There’s the Hope Scholarship, which would have given 3,000 families who had previously qualified for an outlay of $4,300 — roughly the amount the state spends for each student in public school — to use for private school education, home-schooling, charters and the like.

That was the goal of the measure, which was passed by the state’s Republican-majority Legislature and signed into law by Gov. Jim Justice.

Public school districts, balked, however, saying they couldn’t recoup what would be gone in those state-aid dollars, should a student transfer out of the district.

Mon’s district, in fact, is losing around $2 million this school year from students here who are now enrolled in the West Virginia Academy.

While the district does have an operating budget of $145 million, that’s still a big take to come out all at once, Superintendent Eddie Campbell Jr. said earlier.

“It’s not like a fund we’re sitting on,” he said. “Every dime has been allocated.”

Right now, though, the back-and-forth, like a kid in detention in the back row, is languishing.

‘Thousands of families … in limbo’

Kanawha County Circuit Judge Joanna Tabit struck down the Hope measure last month, saying it violated the state’s Constitutional mandate to “provide a thorough and efficient system of free schools” for all.

Meanwhile, West Virginia Attorney General Patrick Morrisey took it to the state’s new Intermediate Court of Appeals, arguing in his motion for a stay that parents were being denied a fundamental overseeing right on how to direct the education of the children.
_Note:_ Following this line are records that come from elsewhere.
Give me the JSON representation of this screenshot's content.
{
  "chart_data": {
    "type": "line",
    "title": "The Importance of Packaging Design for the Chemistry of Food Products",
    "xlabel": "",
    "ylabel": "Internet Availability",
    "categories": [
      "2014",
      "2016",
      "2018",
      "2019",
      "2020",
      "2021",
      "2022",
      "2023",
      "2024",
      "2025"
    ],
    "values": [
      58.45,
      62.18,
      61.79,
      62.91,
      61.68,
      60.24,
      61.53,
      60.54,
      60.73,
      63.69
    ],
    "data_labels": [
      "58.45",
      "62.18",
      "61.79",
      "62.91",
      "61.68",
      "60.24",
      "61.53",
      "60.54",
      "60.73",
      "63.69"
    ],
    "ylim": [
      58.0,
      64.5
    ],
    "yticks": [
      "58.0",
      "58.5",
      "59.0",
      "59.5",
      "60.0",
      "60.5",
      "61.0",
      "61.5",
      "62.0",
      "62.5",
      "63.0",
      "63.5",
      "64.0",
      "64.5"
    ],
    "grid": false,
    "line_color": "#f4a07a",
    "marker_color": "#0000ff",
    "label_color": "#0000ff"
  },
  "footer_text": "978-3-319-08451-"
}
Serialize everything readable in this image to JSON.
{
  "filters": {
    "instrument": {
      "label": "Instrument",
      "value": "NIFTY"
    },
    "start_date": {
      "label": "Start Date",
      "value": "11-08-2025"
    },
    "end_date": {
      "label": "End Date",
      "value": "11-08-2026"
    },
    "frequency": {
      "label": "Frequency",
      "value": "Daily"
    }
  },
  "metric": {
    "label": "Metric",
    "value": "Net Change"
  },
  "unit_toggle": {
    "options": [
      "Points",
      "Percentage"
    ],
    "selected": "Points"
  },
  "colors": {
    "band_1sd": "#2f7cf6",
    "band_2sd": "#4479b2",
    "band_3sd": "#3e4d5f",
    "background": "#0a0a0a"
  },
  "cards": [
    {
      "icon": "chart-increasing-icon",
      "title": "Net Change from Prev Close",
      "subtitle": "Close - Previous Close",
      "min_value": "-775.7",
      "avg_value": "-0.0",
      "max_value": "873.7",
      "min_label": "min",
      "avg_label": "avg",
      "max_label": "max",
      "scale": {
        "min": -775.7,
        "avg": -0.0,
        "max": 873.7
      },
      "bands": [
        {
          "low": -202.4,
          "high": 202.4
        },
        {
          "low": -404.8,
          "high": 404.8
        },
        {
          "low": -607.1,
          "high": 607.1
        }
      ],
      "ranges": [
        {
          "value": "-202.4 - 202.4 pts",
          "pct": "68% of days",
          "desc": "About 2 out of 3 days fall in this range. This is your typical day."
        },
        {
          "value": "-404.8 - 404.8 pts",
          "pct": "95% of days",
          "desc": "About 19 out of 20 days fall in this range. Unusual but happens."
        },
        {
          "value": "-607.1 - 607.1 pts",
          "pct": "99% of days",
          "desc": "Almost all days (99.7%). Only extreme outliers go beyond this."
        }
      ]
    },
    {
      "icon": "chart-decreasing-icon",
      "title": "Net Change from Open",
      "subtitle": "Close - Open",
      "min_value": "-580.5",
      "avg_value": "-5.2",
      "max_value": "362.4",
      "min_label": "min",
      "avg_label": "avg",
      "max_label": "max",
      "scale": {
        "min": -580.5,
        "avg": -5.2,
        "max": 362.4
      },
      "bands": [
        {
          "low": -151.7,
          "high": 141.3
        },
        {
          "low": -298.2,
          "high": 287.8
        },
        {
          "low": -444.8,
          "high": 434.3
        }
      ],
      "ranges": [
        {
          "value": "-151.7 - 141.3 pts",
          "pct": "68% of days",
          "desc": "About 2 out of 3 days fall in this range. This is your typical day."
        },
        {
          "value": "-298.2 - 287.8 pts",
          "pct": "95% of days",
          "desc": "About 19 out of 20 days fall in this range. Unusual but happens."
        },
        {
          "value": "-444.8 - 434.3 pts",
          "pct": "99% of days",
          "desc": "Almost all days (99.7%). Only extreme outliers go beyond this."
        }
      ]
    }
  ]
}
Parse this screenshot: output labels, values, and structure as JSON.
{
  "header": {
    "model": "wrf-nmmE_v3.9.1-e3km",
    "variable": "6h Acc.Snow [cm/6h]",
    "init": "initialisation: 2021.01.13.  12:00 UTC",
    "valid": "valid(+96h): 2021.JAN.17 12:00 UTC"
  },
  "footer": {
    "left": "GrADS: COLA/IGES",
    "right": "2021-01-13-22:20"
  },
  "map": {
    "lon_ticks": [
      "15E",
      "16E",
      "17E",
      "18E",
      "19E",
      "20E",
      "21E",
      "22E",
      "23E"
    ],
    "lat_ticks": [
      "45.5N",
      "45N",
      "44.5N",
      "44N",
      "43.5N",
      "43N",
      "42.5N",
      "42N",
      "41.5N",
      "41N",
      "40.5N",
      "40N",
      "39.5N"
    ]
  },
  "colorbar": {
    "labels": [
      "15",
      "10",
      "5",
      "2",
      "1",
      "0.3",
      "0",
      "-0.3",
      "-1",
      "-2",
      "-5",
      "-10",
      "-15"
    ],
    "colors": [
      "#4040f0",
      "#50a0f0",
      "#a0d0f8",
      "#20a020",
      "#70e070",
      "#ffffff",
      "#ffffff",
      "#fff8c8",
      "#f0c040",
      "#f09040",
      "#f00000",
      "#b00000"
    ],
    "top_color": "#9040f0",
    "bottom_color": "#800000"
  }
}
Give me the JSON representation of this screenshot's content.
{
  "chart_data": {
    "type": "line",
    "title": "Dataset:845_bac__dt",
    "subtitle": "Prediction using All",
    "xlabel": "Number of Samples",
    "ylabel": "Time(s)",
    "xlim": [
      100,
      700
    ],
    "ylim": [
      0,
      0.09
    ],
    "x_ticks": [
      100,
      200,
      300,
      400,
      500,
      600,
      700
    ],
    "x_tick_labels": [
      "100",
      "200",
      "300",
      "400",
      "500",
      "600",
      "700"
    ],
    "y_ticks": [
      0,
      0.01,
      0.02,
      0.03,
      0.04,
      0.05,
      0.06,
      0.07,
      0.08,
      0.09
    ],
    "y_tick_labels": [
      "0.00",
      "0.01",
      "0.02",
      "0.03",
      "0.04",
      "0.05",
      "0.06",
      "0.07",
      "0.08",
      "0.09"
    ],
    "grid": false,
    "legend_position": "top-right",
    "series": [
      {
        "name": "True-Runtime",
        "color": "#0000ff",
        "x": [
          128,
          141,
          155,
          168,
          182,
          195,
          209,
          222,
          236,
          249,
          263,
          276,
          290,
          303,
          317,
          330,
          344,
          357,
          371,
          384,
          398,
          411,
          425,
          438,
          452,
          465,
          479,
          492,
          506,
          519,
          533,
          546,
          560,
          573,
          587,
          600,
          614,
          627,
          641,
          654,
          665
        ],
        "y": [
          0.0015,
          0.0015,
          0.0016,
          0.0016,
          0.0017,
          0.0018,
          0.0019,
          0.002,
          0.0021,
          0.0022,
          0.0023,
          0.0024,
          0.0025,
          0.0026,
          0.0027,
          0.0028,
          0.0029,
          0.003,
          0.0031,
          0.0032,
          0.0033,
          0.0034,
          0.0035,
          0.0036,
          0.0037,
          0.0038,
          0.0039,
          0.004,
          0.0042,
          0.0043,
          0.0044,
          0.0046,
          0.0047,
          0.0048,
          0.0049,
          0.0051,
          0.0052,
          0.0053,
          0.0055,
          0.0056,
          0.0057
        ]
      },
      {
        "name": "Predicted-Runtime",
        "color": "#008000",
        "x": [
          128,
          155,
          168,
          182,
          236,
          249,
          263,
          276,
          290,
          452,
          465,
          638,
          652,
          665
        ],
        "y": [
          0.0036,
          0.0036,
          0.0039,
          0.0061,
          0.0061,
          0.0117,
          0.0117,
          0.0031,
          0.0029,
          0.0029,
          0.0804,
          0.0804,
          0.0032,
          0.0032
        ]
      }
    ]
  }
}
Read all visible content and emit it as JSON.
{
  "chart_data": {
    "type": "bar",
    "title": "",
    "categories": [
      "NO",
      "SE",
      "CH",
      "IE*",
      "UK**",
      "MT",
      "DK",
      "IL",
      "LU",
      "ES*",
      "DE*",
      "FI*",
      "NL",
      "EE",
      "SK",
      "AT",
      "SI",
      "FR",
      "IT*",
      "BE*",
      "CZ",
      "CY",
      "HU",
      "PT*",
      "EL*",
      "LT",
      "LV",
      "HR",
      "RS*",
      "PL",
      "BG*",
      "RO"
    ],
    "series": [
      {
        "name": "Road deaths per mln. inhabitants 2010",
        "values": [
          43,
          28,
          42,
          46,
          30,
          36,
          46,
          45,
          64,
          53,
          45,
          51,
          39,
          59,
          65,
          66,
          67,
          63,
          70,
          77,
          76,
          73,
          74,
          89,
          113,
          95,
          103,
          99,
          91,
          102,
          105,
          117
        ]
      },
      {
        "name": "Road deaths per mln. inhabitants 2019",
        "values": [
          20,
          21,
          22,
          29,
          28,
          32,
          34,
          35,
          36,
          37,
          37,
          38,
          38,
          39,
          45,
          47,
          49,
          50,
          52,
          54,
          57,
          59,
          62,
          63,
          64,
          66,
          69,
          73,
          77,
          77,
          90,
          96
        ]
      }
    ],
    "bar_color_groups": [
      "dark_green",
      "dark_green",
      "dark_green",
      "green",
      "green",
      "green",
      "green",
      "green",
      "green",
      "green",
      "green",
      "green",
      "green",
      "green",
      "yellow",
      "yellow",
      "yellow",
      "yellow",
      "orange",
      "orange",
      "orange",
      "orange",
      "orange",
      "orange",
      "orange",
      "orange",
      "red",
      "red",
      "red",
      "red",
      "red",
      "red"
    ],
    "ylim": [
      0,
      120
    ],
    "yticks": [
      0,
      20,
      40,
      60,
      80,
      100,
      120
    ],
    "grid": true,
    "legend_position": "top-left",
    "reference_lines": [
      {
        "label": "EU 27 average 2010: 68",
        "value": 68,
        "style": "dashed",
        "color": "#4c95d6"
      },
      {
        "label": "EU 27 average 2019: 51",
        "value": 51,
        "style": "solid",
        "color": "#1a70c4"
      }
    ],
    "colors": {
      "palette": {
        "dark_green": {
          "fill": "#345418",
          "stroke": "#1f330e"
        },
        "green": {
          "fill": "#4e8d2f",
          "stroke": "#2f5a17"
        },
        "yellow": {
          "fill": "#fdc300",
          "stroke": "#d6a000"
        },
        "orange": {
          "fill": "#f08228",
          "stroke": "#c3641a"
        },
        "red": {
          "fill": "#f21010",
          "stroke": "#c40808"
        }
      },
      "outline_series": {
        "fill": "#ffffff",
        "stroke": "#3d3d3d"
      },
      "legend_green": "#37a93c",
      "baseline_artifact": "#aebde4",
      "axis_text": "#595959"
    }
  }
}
The court on Monday said no, however, knocking it back a second time.

“It’s disappointing the Intermediate Court did not see that the lower court’s injunction will undermine the fundamental freedom of parents to choose the best education for their children,” the attorney general said.

“The thousands of families who are set to receive scholarship money from the act will now be in limbo trying to figure out what’s going to happen to their children’s education.”

Morrisey said Wednesday he knows what’s going to happen in his office.

“This is an important law that will benefit hard-working families, and my office will continue to fight to retain this law,” he said. “We will now proceed and move to our next legal options — where we believe we should be successful.”